Hard-Boiled Wonderland and the End of the World



The Pequod Review:

More overtly science fiction than anything else in Haruki Murakami’s body of work, Hard-Boiled Wonderland and the End of the World is divided into a split-narrative in alternating chapters. The first half (i.e., the odd-numbered chapters) is titled “Hard-Boiled Wonderland,” and is narrated by a human data-encryptor whose subconscious mind is used for encryption, which is causing him to slowly lose his conscious mind. The other half, “The End of the World,” takes place in a surreal dream world and is narrated by a newcomer to a walled city where people live for eternity. This book is so rich that these details are merely the initial backdrop for more astonishments, as the plot twists and turns, and ultimately considers the deepest questions about human identity and the nature of consciousness. 

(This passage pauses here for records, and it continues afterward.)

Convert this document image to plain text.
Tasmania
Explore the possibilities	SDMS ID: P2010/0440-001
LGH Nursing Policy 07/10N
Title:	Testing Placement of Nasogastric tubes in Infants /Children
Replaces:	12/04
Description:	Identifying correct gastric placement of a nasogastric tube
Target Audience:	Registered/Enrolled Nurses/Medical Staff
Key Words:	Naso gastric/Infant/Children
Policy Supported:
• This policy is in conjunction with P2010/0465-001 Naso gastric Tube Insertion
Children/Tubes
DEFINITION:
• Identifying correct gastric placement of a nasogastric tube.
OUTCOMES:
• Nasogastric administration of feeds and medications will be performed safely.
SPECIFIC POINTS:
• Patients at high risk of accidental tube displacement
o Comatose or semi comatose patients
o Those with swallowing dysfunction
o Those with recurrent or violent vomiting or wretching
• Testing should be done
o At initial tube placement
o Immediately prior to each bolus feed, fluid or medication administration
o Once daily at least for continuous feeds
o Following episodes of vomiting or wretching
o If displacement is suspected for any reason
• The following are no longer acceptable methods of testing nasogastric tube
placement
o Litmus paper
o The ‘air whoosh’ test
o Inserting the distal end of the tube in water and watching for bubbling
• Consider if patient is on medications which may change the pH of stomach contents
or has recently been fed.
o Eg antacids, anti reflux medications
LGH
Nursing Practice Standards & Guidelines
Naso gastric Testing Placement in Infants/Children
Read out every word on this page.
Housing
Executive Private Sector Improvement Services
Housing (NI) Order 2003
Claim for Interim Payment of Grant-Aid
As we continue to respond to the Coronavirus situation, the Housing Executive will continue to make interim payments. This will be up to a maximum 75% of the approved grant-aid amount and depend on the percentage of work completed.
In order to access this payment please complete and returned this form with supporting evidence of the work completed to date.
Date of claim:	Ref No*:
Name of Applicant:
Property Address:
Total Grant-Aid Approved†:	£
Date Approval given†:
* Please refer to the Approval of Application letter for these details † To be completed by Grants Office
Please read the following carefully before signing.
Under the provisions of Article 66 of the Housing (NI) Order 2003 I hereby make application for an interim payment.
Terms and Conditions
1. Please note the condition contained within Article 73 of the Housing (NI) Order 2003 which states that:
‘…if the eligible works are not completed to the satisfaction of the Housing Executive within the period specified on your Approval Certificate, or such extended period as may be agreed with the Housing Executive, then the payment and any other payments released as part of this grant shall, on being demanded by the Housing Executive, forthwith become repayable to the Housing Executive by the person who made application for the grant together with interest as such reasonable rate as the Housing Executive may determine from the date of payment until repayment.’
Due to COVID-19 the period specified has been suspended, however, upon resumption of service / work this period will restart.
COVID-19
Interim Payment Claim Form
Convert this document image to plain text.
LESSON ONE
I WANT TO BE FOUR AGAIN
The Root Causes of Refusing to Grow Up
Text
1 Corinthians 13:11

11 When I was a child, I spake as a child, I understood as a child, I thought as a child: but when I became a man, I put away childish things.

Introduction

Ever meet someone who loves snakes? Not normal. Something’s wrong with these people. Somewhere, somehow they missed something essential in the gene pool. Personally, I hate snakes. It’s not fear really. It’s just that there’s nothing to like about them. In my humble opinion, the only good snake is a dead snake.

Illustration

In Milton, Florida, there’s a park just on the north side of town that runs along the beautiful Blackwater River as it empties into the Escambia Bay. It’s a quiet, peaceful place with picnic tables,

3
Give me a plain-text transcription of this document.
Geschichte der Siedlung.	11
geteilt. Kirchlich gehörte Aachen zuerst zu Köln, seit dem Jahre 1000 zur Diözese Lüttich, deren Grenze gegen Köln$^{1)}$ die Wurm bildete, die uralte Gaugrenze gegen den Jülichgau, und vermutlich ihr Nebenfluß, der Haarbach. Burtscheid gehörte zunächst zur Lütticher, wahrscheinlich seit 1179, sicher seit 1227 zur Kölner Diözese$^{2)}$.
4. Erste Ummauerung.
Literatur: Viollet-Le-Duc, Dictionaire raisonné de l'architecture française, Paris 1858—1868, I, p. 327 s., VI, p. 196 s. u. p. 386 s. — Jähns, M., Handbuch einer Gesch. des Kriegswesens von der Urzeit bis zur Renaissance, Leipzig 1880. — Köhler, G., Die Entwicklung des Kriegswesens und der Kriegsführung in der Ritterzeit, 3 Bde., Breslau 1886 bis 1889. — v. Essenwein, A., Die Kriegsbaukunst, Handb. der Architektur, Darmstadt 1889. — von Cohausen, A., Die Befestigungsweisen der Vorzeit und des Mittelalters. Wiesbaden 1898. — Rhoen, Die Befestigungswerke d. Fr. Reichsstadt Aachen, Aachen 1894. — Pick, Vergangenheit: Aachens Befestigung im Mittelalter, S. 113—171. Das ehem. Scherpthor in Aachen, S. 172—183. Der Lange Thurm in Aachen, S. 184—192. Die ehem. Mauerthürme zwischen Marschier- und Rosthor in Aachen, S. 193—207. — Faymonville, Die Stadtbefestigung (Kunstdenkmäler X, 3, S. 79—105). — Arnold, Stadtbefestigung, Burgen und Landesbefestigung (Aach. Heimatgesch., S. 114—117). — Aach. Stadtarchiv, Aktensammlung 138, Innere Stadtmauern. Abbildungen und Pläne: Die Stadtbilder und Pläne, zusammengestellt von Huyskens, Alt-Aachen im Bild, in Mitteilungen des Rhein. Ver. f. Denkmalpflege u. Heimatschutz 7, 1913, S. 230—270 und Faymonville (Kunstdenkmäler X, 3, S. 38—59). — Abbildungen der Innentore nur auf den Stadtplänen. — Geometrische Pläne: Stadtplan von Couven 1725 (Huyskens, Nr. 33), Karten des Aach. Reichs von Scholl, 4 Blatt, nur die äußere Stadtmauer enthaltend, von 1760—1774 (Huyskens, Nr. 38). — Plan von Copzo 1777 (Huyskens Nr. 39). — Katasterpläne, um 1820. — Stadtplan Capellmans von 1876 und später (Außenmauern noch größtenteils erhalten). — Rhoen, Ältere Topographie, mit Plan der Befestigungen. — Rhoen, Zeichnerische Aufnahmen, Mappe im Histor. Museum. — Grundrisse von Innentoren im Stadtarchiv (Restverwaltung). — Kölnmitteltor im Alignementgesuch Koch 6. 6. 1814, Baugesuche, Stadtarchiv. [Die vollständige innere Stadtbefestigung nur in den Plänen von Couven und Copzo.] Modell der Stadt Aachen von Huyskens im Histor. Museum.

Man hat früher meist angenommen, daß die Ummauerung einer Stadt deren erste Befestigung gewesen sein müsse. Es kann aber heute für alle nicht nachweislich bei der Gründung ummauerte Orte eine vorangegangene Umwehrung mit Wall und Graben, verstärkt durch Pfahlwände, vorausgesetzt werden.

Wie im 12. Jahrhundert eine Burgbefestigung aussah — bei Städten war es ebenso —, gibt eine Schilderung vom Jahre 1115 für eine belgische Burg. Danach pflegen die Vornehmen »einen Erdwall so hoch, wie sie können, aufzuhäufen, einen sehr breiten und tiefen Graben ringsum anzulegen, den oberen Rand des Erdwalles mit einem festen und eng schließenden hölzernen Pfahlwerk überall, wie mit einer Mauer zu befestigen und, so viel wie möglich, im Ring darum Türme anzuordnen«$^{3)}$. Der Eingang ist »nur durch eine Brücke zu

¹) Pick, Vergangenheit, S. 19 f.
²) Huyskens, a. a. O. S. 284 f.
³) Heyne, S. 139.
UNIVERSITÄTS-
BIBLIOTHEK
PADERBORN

In many ways, this novel brings together the best strands of Murakami’s work: complex but relatable characters, surreal events, and an atmosphere of chilling beauty. And Murakami’s attention to detail has never been better, as he meticulously constructs the plot to slowly reveal how the two worlds are interrelated, and takes the story in bizarre directions that nonetheless retain a coherent narrative. He has struck the perfect artistic balance where his surrealism and self-indulgence goes just far enough — but not too far. Murakami may have written other books as good as this one, but he never again made anything as detailed and intricate, and the result is his deepest and most rewarding work.